Uitspraak op het hoger beroep tegen de uitspraak van de rechtbank Zeeland-West-Brabant van 3 januari 2013, 12/2806 (aangevallen uitspraak)

Partijen:

[Appellant] te [woonplaats] (appellant)

de Raad van bestuur van het Uitvoeringsinstituut werknemersverzekeringen (Uwv)

PROCESVERLOOP

Namens appellant heeft mr. R.H. Dijk hoger beroep ingesteld.

Het Uwv heeft een verweerschrift ingediend en een vraag van de Raad beantwoord.

Het onderzoek ter zitting heeft plaatsgevonden op 26 maart 2014. Appellant is verschenen, bijgestaan door mr. Dijk. Het Uwv heeft zich laten vertegenwoordigen door

mr. W.P.F. Oosterbos.

OVERWEGINGEN

1.1. Appellant heeft met ingang van 2 april 2007 een uitkering ontvangen op grond van de Werkloosheidswet (WW). Appellant is op 1 juli 2007 in dienst getreden bij [naam werkgever B.V.] In verband met deze werkhervatting is de WW-uitkering per 2 juli 2007 beëindigd. Op 1 januari 2008 is appellant opnieuw werkloos geworden. Daarop is de WW-uitkering met ingang van

2 januari 2008 voortgezet. De WW-uitkering is per 1 september 2008 geëindigd wegens het bereiken van de maximale uitkeringsduur.

1.2. Nadat uit een risicoselectie samenloop uitkering en zelfstandigenaftrek peiljaar 2008 was gebleken dat appellant over het belastingjaar 2008 winst en zelfstandigenaftrek had genoten, heeft een onderzoek plaatsgevonden naar de rechtmatigheid van de aan appellant betaalde WW-uitkering. In het kader van dit onderzoek is appellant op 7 juli 2011 gehoord door inspecteur G. Snijders van het Uwv en heeft appellant op verzoek van deze inspecteur bij

e-mail van 14 augustus 2011 een overzicht verstrekt van zijn activiteiten in 2008 ten behoeve van zijn V.O.F.[naam VOF]. De resultaten van het onderzoek zijn neergelegd in het Inspectierapport zelfstandigenaftrek van 17 mei 2011.

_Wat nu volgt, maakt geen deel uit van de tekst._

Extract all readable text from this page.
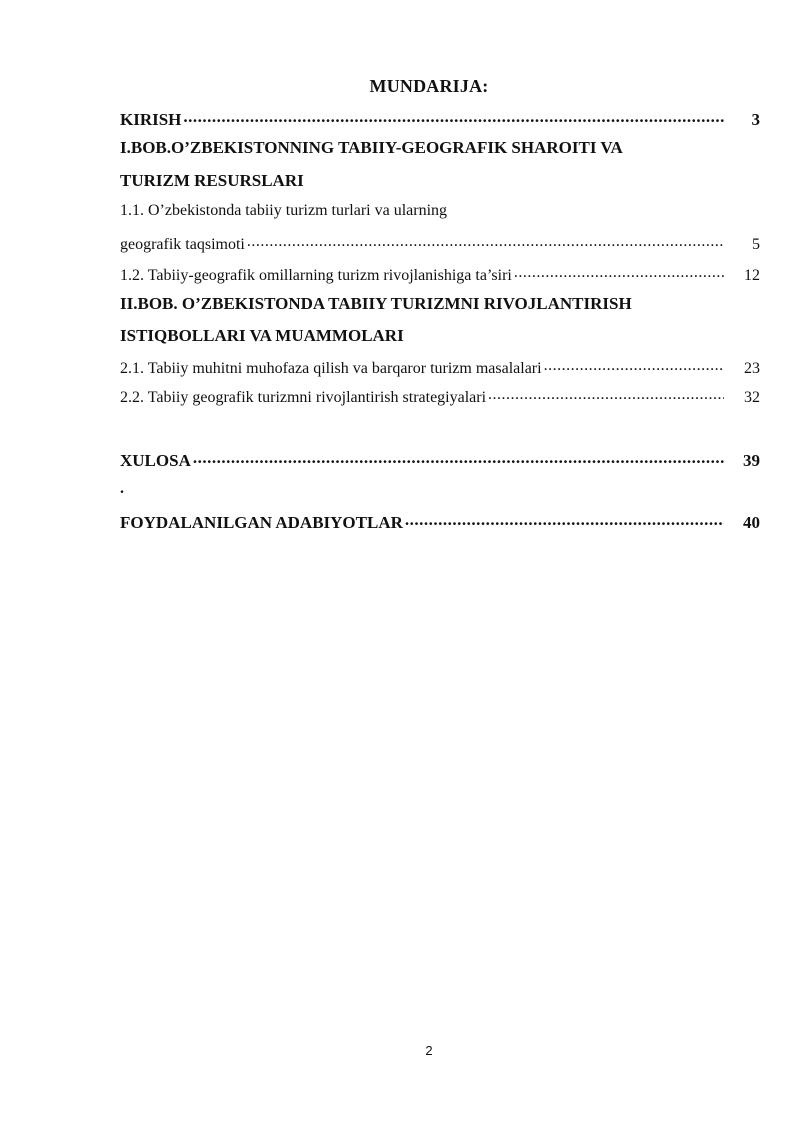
MUNDARIJA:
KIRISH .....	3
I.BOB.O’ZBEKISTONNING TABIIY-GEOGRAFIK SHAROITI VA
TURIZM RESURSLARI
1.1. O’zbekistonda tabiiy turizm turlari va ularning
geografik taqsimoti .....	5
1.2. Tabiiy-geografik omillarning turizm rivojlanishiga ta’siri .....	12
II.BOB. O’ZBEKISTONDA TABIIY TURIZMNI RIVOJLANTIRISH
ISTIQBOLLARI VA MUAMMOLARI
2.1. Tabiiy muhitni muhofaza qilish va barqaror turizm masalalari .....	23
2.2. Tabiiy geografik turizmni rivojlantirish strategiyalari .....	32
XULOSA .....	39
.
FOYDALANILGAN ADABIYOTLAR .....	40
2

1.3. Bij besluit van 5 september 2011 heeft het Uwv de WW-uitkering van appellant met ingang van 7 januari 2008 herzien en vanaf 2 juni 2008 ingetrokken. Tevens is over de periode van 7 januari 2008 tot en met 31 augustus 2008 een bedrag van € 16.964,69 aan volgens het Uwv onverschuldigd betaalde WW-uitkering van appellant teruggevorderd.

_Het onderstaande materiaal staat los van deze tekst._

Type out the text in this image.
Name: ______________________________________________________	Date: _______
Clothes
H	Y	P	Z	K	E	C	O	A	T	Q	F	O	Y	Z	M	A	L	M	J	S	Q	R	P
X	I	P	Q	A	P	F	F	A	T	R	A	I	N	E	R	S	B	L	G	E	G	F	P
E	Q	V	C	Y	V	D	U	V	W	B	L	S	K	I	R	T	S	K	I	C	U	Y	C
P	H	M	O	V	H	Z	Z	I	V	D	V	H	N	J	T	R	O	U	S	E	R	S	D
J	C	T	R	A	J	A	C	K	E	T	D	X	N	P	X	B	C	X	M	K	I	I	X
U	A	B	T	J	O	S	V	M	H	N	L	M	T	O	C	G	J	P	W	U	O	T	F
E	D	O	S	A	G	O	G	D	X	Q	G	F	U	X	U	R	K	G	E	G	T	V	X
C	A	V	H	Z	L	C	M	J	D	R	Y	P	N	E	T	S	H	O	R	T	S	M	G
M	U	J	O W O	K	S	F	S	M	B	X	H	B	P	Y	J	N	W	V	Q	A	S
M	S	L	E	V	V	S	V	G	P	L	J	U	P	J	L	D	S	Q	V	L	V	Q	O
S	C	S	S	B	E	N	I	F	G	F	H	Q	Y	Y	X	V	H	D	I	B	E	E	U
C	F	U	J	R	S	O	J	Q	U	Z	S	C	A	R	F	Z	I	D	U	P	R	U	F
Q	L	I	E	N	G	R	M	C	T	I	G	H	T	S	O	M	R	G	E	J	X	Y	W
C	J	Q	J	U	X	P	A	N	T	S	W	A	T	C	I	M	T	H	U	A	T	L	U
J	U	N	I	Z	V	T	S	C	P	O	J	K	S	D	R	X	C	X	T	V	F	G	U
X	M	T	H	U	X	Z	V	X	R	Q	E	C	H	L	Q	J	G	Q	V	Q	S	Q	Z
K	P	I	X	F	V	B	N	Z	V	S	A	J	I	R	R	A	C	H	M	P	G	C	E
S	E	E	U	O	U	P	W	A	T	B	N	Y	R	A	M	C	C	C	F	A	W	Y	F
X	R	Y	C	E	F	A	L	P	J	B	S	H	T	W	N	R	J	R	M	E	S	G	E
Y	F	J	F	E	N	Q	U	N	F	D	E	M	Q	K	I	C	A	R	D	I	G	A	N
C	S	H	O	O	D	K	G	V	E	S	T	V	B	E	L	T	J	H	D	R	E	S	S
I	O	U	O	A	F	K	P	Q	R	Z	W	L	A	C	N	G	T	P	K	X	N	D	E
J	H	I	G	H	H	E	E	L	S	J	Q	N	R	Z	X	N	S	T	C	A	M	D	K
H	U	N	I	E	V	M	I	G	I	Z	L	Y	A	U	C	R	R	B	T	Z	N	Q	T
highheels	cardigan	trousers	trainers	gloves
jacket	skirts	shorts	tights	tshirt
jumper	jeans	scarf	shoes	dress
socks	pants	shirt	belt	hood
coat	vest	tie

1.4. Bij besluit van 19 september 2011 heeft het Uwv appellant een boete opgelegd van

€ 1.700,- wegens schending van zijn inlichtingenplicht, omdat hij geen mededeling heeft gedaan aan het Uwv van zijn werkzaamheden als zelfstandige.

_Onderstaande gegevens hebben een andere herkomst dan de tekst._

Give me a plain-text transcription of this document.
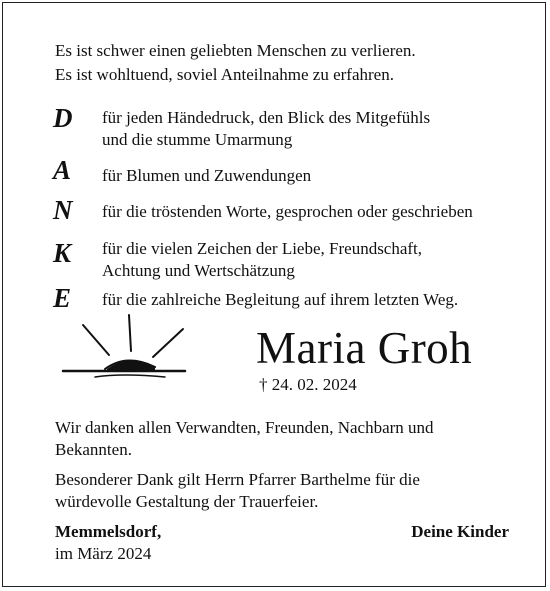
Es ist schwer einen geliebten Menschen zu verlieren.
Es ist wohltuend, soviel Anteilnahme zu erfahren.
D	für jeden Händedruck, den Blick des Mitgefühls
und die stumme Umarmung
A	für Blumen und Zuwendungen
N	für die tröstenden Worte, gesprochen oder geschrieben
K	für die vielen Zeichen der Liebe, Freundschaft,
Achtung und Wertschätzung
E	für die zahlreiche Begleitung auf ihrem letzten Weg.
Maria Groh
† 24. 02. 2024
Wir danken allen Verwandten, Freunden, Nachbarn und
Bekannten.
Besonderer Dank gilt Herrn Pfarrer Barthelme für die
würdevolle Gestaltung der Trauerfeier.
Memmelsdorf,
im März 2024
Deine Kinder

1.5. Bij besluit van 26 april 2012 (bestreden besluit) heeft het Uwv de bezwaren van appellant tegen de besluiten van 5 en 19 september 2011 ongegrond verklaard.

2.

De rechtbank heeft het beroep van appellant tegen het bestreden besluit ongegrond verklaard. Naar het oordeel van de rechtbank heeft het Uwv op goede gronden de

WW-uitkering van appellant over de periode van 7 januari 2008 tot en met 31 augustus 2008 herzien en terecht teruggevorderd hetgeen over die periode onverschuldigd aan appellant is betaald aan WW-uitkering. Met betrekking tot de boete heeft de rechtbank appellant niet gevolgd in zijn standpunt dat hem voorafgaand aan het gesprek met inspecteur Snijders van

7 juli 2011 de cautie had moeten worden gegeven, omdat volgens de rechtbank de aard en de inhoud van dat gesprek geen verhoor betrof met het oog op het opleggen van een bestraffende sanctie, maar slechts sprake was van informatievergaring ten aanzien van het recht op uitkering. Naar het oordeel van de rechtbank treft appellant ter zake van het niet melden van zijn werkzaamheden als zelfstandige niet alleen objectief maar ook subjectief een verwijt. De rechtbank heeft de opgelegde boete, alle omstandigheden in onderling verband en samenhang beschouwd, evenredig geacht.

3.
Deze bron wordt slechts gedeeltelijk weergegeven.